私はその理由のひとつを、 「自分の字を一番目にするのは自分自身だから、 自分の字がきれいだとそれだけ気持ちがよくて嬉しい」 のだと思っている。 文字の美しさというのは、 一文字一文字の文字の形の美しさと、 文章をつづったときの文字同士のバランスの良さで成り立っている。 そしてそれらは、 文字の 「ツールとしての可読性」 という他者の目が意識されている。 だから書かれた文字には、 他人から見たときにそれが読みやすいか、 整っているか、 美しいかという基準がある。 日常生活で手書きが少なくなった今ではフォントがその基準のひとつで、 書道の名筆・名跡はアートの世界へとジャンルを変えた。 それでも、 わたしたちは手書き文字の美しさを日常生活に見出している。
また、 大人になってから上手くなったことのひとつに、 身体操作がある。 言うまでもなく、 字を手書きするという行為は身体を伴う。 文字を認識し、 その表象を自身の身体とペンを使って書く。 子どものころは感覚にしか頼っていなかった身体操作だけど、 視線が認識した分だけ手を動かしてゆっくり字を書くという練習は、 大人と違う時間が流れるせっかちな子どもには難しい。 理屈を理解して、 イメージに忠実に身体を動かしてみて、 イメージと実際の字とのズレを修正しながら字を書く。 理屈が伴っているから、 どこが悪いかわかりやすいし上達も早くなる。 自分自身が上達を実感できる練習は楽しいし、 継続しやすい。 そうやって書写をしていると、 字を書くという行為の身体性を意識せずにはいられない。 それはつまり、 他人の書いた字にも、 その向こう側に他者の身体性を感じることを意味している。
人が文字を書きはじめたとき、 筆跡はその人をあらわす要素のひとつだった。 筆跡がその人を証明するもののひとつだった。 字形には美がある。 手書き文字の美しさに憧れるのは、 わたしたちがそこにその人自身を投影してしまうからだ。
「文は人なり」 という言葉があり、 また 「書は人なり」 という言葉も存在する。 人が考えた言葉や思考を文章にするとき、 わたしたちはその文章の内容を 「その人自身」 だと思う。 すべての人が自分を表す文章を書くわけではないが、 ほとんどすべての人は文字が書けて、 文章と同じように書かれた文字にも人格が投影されてしまう。 私は 「書は人なり」 という言葉には懐疑的だ。 わたしたちは今では誰でも文字が書ける。 雑な字を書く人は 「雑な人だ」 と思われ、 丁寧な字を書く人は 「丁寧な人だ」 と思われる。 本当にそうだろうか。 練習さえすれば美しい文字が書けることをわたしたちは知っている。 文字はただの記号でそこに書いた人の人格などない。
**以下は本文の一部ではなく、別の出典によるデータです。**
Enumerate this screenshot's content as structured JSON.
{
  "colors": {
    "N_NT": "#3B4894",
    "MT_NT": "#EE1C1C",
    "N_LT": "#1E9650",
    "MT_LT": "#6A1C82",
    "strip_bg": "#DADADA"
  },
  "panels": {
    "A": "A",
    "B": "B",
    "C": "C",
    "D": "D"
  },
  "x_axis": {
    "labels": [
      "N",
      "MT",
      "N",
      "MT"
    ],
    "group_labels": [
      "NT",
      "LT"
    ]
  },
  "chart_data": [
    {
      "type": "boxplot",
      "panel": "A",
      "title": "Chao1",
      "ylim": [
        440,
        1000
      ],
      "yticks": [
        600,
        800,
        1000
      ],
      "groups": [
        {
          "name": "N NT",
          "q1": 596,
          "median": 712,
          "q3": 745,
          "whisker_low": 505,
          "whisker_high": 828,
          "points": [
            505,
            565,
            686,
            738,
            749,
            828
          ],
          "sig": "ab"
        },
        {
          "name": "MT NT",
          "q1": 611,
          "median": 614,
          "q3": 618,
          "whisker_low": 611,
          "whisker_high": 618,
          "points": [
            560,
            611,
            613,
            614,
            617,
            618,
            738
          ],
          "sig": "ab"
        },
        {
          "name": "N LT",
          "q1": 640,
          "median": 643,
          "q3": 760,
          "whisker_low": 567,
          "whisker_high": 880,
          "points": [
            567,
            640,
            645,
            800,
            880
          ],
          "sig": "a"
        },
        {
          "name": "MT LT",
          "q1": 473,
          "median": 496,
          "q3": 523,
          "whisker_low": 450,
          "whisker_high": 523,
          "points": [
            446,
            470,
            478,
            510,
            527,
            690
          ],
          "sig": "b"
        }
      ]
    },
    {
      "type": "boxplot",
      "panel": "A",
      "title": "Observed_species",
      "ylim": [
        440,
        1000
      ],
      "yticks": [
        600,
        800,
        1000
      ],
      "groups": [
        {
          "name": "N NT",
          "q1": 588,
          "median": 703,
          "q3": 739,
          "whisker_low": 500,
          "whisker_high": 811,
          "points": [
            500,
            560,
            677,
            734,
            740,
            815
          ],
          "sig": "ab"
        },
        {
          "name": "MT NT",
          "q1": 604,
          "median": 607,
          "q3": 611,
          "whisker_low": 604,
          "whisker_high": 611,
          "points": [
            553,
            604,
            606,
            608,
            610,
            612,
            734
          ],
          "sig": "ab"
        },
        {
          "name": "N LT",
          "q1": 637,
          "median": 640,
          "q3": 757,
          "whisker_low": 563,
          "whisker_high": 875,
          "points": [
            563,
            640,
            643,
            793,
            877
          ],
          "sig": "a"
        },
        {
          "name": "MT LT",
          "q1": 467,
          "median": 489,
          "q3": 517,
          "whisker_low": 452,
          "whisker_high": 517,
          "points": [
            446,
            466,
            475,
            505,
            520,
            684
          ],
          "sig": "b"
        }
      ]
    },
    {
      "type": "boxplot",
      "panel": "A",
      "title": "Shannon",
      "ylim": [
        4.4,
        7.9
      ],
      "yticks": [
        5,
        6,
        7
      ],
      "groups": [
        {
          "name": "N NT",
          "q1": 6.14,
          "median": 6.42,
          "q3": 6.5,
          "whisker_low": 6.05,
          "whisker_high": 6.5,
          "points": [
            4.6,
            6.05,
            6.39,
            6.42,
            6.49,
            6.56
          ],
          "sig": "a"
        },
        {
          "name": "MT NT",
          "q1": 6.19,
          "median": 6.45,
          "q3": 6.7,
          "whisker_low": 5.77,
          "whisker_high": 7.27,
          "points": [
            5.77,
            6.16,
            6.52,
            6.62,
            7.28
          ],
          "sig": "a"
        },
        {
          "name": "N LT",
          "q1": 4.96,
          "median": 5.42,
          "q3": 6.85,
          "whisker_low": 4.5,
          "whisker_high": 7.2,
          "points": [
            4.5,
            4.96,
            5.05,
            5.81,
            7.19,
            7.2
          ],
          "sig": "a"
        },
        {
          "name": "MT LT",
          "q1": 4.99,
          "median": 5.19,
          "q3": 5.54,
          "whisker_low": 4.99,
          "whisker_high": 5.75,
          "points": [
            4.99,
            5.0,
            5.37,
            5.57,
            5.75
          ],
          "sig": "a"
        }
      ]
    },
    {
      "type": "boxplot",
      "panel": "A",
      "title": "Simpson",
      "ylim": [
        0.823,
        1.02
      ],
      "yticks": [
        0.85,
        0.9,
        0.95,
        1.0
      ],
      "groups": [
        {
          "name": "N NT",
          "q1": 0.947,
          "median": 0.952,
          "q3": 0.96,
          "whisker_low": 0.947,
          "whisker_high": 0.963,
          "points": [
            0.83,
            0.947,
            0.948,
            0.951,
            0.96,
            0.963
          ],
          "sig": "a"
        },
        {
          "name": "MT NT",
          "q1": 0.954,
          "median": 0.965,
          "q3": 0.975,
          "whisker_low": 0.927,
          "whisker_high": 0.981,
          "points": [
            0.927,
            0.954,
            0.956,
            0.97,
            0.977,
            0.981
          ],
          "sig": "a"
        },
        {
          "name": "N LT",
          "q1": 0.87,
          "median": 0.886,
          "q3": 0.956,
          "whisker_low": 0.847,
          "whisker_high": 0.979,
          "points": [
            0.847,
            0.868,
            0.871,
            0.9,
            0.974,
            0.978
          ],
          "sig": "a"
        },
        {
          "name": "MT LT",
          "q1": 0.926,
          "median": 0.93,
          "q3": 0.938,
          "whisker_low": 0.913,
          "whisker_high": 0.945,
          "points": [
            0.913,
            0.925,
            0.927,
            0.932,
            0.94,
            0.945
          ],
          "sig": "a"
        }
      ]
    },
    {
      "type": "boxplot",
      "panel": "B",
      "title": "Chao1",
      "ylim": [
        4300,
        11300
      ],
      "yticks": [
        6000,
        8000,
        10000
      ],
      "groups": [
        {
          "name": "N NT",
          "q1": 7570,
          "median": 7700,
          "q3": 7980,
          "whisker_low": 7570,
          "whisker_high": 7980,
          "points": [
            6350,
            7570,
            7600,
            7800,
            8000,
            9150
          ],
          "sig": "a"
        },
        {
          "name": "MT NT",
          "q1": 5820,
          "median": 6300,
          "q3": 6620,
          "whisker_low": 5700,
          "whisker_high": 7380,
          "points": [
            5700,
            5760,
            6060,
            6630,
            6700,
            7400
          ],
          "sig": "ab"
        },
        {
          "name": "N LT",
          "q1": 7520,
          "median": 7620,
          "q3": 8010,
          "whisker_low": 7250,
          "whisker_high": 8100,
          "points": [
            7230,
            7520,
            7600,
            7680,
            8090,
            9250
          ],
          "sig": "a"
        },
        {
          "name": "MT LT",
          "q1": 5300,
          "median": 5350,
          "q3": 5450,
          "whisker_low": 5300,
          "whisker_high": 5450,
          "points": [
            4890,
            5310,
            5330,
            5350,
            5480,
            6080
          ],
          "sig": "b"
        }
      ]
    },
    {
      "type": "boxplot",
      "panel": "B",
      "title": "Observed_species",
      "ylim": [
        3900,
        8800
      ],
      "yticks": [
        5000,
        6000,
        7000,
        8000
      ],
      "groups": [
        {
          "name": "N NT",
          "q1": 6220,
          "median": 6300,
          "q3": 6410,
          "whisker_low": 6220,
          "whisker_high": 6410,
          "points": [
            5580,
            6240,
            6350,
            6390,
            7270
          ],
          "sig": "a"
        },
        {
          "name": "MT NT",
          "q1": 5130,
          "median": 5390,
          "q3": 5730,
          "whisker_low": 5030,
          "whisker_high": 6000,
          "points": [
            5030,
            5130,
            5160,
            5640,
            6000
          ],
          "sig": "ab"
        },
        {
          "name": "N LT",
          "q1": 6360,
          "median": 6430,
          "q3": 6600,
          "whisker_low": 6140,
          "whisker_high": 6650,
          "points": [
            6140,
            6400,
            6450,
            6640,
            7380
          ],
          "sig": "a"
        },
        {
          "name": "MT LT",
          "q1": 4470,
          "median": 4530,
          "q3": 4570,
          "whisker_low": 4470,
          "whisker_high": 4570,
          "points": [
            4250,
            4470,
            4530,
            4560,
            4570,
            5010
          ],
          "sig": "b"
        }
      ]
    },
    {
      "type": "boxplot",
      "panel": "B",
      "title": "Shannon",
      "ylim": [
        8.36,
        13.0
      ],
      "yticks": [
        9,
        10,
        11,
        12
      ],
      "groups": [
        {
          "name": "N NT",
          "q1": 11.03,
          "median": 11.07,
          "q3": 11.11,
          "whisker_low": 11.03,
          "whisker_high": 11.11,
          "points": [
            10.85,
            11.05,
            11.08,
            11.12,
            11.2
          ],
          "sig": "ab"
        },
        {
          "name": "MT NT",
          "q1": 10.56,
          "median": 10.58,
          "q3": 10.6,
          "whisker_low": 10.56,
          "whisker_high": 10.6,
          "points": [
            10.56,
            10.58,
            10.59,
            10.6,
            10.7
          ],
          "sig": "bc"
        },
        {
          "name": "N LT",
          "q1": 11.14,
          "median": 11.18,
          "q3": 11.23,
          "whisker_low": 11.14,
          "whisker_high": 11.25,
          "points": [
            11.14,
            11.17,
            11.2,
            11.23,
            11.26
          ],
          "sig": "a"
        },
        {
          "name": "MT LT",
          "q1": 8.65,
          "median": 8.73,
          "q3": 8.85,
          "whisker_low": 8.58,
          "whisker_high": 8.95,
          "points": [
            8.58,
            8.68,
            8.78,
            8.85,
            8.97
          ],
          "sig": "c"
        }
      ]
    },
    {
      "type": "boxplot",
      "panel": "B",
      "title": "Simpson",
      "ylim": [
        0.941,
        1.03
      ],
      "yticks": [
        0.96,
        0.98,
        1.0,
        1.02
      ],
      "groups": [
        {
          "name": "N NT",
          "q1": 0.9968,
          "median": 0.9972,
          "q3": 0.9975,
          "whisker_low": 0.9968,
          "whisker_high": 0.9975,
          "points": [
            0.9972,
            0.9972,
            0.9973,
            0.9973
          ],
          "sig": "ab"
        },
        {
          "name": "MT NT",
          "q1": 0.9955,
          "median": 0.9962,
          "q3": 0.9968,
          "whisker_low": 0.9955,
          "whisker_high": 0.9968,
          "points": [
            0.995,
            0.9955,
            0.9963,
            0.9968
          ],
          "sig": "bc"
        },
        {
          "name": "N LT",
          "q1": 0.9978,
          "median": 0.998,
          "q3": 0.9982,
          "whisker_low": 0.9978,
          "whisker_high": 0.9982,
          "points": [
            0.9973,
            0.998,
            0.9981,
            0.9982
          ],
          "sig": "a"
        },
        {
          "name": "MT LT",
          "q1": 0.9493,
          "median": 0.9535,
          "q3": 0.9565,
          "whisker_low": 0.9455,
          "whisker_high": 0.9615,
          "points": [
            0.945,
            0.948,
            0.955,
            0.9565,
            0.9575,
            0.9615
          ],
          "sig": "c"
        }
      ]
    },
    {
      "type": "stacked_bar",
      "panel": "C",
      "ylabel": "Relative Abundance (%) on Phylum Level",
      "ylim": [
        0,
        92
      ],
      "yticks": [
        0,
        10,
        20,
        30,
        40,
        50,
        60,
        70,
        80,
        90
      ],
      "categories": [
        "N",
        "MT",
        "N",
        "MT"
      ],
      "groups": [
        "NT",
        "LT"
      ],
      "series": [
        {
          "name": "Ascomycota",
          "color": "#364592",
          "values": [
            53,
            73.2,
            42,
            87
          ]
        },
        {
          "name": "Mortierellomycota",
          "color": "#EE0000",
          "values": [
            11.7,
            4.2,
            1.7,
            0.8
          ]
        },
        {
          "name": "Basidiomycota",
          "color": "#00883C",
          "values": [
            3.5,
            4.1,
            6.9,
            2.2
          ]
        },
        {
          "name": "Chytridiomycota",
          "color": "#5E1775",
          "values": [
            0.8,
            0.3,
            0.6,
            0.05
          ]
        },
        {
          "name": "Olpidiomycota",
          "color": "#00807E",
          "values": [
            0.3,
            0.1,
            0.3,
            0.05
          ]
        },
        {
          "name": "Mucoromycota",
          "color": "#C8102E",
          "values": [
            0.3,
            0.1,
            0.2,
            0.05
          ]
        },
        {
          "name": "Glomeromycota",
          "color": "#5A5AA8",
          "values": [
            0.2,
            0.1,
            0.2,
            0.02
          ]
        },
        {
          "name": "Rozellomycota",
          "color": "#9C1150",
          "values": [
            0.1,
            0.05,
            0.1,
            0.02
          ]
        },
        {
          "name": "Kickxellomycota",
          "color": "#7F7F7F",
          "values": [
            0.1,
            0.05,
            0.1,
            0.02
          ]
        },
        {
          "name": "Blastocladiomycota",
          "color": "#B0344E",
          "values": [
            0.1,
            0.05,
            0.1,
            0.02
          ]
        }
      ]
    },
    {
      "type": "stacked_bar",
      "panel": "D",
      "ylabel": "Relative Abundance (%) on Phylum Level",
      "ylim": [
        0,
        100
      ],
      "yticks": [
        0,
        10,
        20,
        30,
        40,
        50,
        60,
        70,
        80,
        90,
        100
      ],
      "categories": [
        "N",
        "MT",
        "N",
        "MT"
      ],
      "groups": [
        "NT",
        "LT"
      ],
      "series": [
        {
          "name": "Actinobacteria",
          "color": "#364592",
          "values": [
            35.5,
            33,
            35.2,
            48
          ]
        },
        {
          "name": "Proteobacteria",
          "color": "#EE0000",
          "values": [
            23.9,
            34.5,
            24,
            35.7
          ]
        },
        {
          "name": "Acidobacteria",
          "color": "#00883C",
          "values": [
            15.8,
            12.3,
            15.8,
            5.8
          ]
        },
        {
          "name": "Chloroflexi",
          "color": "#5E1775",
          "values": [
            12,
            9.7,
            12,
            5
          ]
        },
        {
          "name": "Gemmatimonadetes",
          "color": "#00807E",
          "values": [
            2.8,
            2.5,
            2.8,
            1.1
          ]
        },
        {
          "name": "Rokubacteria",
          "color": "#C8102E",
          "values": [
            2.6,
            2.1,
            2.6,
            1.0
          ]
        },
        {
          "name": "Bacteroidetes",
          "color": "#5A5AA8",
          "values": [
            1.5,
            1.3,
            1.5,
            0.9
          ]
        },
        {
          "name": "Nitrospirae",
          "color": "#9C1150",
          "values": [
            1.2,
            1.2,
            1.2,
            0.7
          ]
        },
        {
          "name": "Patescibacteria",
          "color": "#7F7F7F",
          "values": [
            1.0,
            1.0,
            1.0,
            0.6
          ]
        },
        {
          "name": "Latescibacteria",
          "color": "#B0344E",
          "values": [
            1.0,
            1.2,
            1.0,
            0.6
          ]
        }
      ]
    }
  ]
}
ただ、 理屈としては当然そのとおりで、 たとえそのとおりだったとしても、 わたしたちは美しいものを目にしたとき、 それを無条件に受け入れてしまう弱さがある。 特に SNS という場は、 美文字練習としての書写ひとつとっても、 それによって選ばれた用紙、 ペンやインク、 書体や書かれた文字の丁寧さ等、 すべての要素がその人を構成する 「表現」 となってしまう。 そしてわたしたちは、 その背後になにがあろうと表に出てきたものだけでしか判断できないにも関わらず、 見えないものを想像力で補いがちだ。 なんのために手書きの文字を練習しているのか、 それはその人にしかわからないし、 書かれた文字の美しさはその人自身の美しさでもない。
字の美しさは技術である。 その美しさを追及するのは愉しみである。 日常生活で最も手軽にできる遊びのひとつでもある。 SNS という遊び場で書写を披露したとしても、 書写という行為はかなり個人的な愉しみに基づいているのではないかと思う。 それゆえに手書き文字は、 先細りしたとしても滅びることはないと思うし、 またそう思いたい。
( 了 )
使用した文房具
この満寿屋の便箋は、 印刷が裏面にあるため原稿用紙の枡目があまり主張していないのがいい。 裏の印刷は前半が紺、 後半は緋で印刷されている。
HP で紹介されているけれど、 残念ながら商品はもう売ってないみたい⋯。
写真にはうまく撮れなかったけれど、 落ち着いたグリーンのラメインク。